Warner is gone. Stockton is gone. I attended both funerals . . . nineteen years afterward] Warner died in October 1900 (twenty-nine years after the Clemenses settled in Hartford). His funeral took place in the Asylum Hill Congregational Church; Clemens was an honorary pallbearer, and the Reverend Joseph Twichell officiated. Frank Stockton died in April 1902, and his funeral was held at his sister’s home in Philadelphia; Clemens was again an honorary pallbearer (“Funeral of Mr.

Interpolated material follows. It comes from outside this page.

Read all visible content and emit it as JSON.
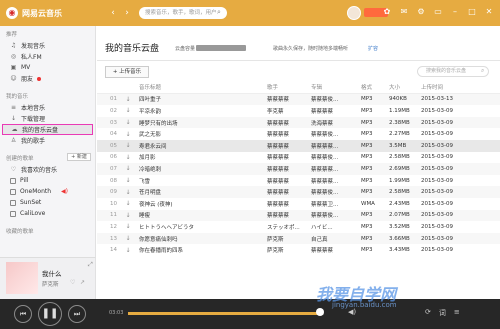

Warner,” Hartford Courant, 24 Oct 1900, 4; “Frank R. Stockton’s Funeral,” New York Times, 25 Apr 1902, 3).

 

Uncle Remus still lives . . . photograph of him in the public prints within the last month or so] Clemens probably saw a photograph of Joel Chandler Harris taken by Underwood and Underwood that was published in the Washington Post on 15 July 1906 (17) and possibly elsewhere. Harris was fifty-seven years old (see the photograph following page 300; AutoMT1 , 532–33 n. 217.25–27).

 

It is just a quarter of a century since I have seen Uncle Remus . . . our home in Hartford] Harris made a long-promised visit to Hartford in the spring of 1883 (12 Dec 1881 and 5 Sept 1882 to Harris, GEU; Harris 1918, 191–92).

 

in an earlier chapter I have already introduced him . . . memorable adventure with the cats] See “Scraps from My Autobiography. From Chapter IX” ( AutoMT1 , 159–61).